On the corporate side of medicine, I oftentimes find myself having dwindling medical responsibilities, as corporate business types have sectioned medicine into “service lines” in an attempt to capture the most revenue from each part of medicine. This has led primary care to dwindle into mostly medication management while procedures have dropped off. Our office does not even have working lights in the procedure room; the one that we have is barely usable and looks to be ancient. We do not have safe hemostasis measures beyond silver nitrate applicators and some basic sutures, so any patient with an increased bleeding risk oftentimes gets referred instead of having their treatment done locally. Corporate health care types have removed my ability to practice obstetrics in the primary care clinic and have limited my procedural ability by limiting ordering supplies. Admin has also stopped my ability to practice OMT by giving me an exam table that is 200 years old and increases fall risk in the clinic, so OMT would not be doable.
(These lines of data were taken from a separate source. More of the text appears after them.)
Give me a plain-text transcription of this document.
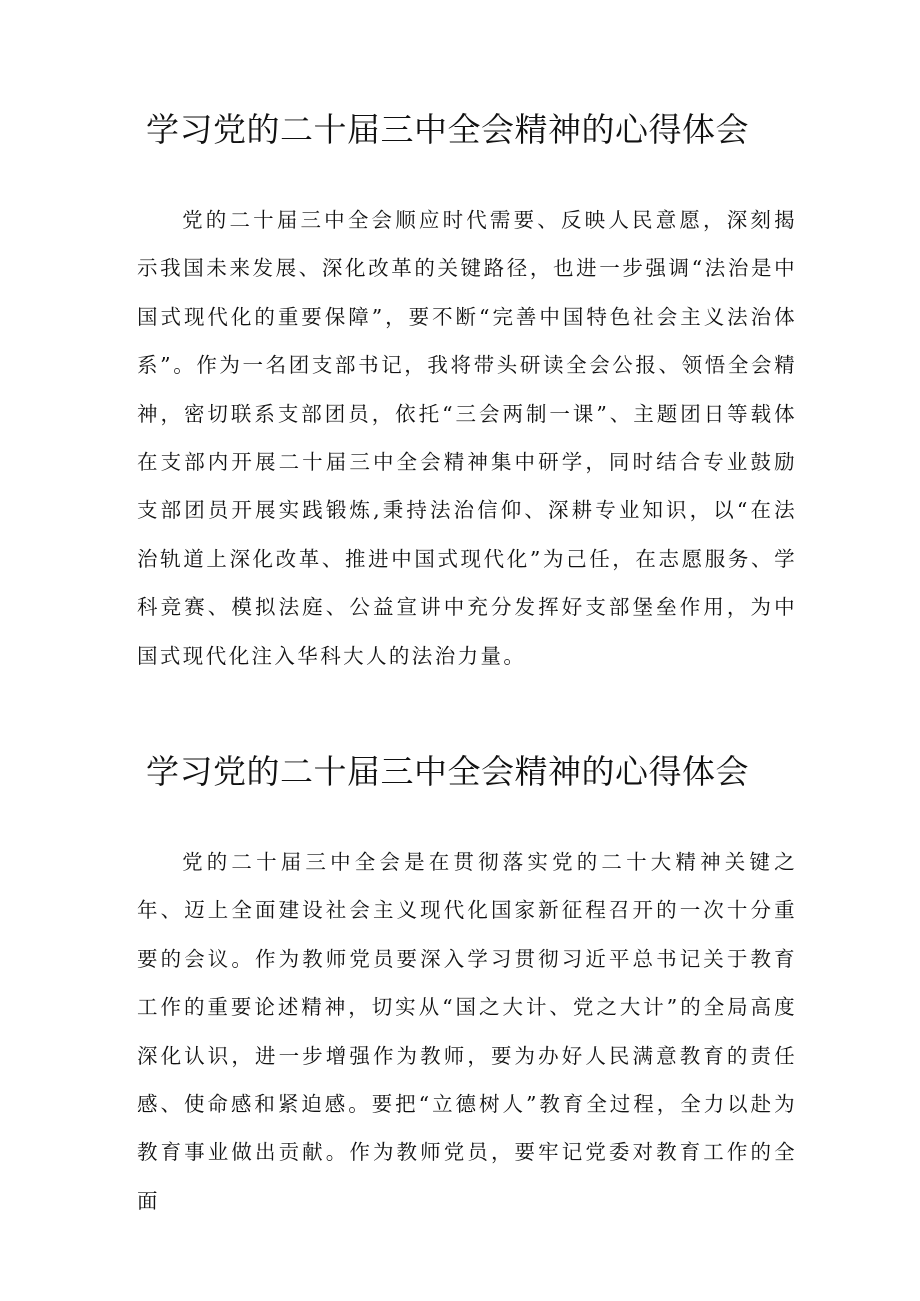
学习党的二十届三中全会精神的心得体会

党的二十届三中全会顺应时代需要、反映人民意愿，深刻揭示我国未来发展、深化改革的关键路径，也进一步强调“法治是中国式现代化的重要保障”，要不断“完善中国特色社会主义法治体系”。作为一名团支部书记，我将带头研读全会公报、领悟全会精神，密切联系支部团员，依托“三会两制一课”、主题团日等载体在支部内开展二十届三中全会精神集中研学，同时结合专业鼓励支部团员开展实践锻炼,秉持法治信仰、深耕专业知识，以“在法治轨道上深化改革、推进中国式现代化”为己任，在志愿服务、学科竞赛、模拟法庭、公益宣讲中充分发挥好支部堡垒作用，为中国式现代化注入华科大人的法治力量。

学习党的二十届三中全会精神的心得体会

党的二十届三中全会是在贯彻落实党的二十大精神关键之年、迈上全面建设社会主义现代化国家新征程召开的一次十分重要的会议。作为教师党员要深入学习贯彻习近平总书记关于教育工作的重要论述精神，切实从“国之大计、党之大计”的全局高度深化认识，进一步增强作为教师，要为办好人民满意教育的责任感、使命感和紧迫感。要把“立德树人”教育全过程，全力以赴为教育事业做出贡献。作为教师党员，要牢记党委对教育工作的全面
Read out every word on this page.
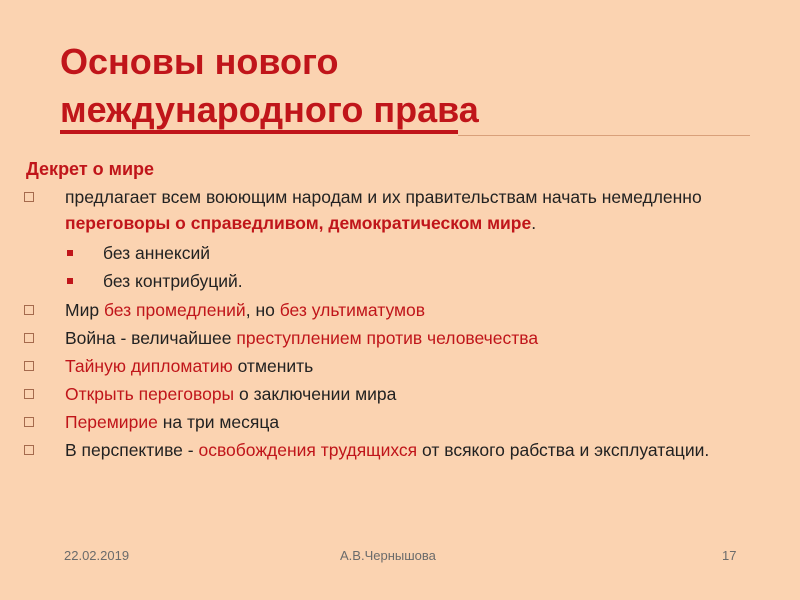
Основы нового
международного права
Декрет о мире
предлагает всем воюющим народам и их правительствам начать немедленно переговоры о справедливом, демократическом мире.
без аннексий
без контрибуций.
Мир без промедлений, но без ультиматумов
Война - величайшее преступлением против человечества
Тайную дипломатию отменить
Открыть переговоры о заключении мира
Перемирие на три месяца
В перспективе - освобождения трудящихся от всякого рабства и эксплуатации.
22.02.2019	А.В.Чернышова	17
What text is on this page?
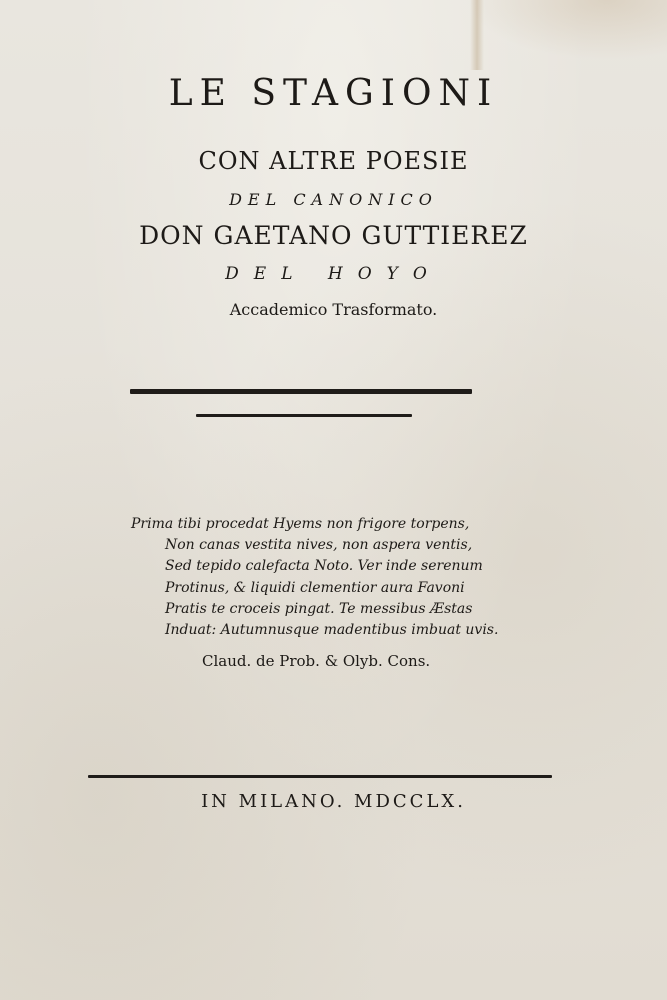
LE STAGIONI
CON ALTRE POESIE
DEL CANONICO
DON GAETANO GUTTIEREZ
DEL HOYO
Accademico Trasformato.
Prima tibi procedat Hyems non frigore torpens,
Non canas vestita nives, non aspera ventis,
Sed tepido calefacta Noto. Ver inde serenum
Protinus, & liquidi clementior aura Favoni
Pratis te croceis pingat. Te messibus Æstas
Induat: Autumnusque madentibus imbuat uvis.
Claud. de Prob. & Olyb. Cons.
IN MILANO. MDCCLX.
On staffing, primary care clinics used to be staffed with RNs who were true assets to the physicians they served. Now, we have LPNs or MAs who have the most basic knowledge to be able to use the EMR and room a patient, but anything further than that is sparse. The most basic LPN instead believe they know it all since they have the degree of a nurse; this logical fallacy predominates in the nursing field and, unfortunately, causes mistakes in the clinic, with liability falling on the shoulders of the attending physician. Corporate MBA types do not wish to hire advanced nurses to help in the clinic setting, therefore, instead of wanting to pay the lowest, they hire the lowest skilled work that the state legalizes to practice in the clinic setting.

Most of my colleagues have recently lowered their hours, taking a pay cut to help them survive the onslaught of patient messages, Epic in-basket requests, forms, and insurance paperwork, and ever-increasing patient panels which are increased by money-hungry administrators who do not know how to take care of their physicians. The practice of corporate medicine is a profitable business, paying CEOs millions of dollars each year in salary, but at the risk of burning out the “cogs in the wheel,” the money generators, the doctors, and other providers.

The author is an anonymous physician.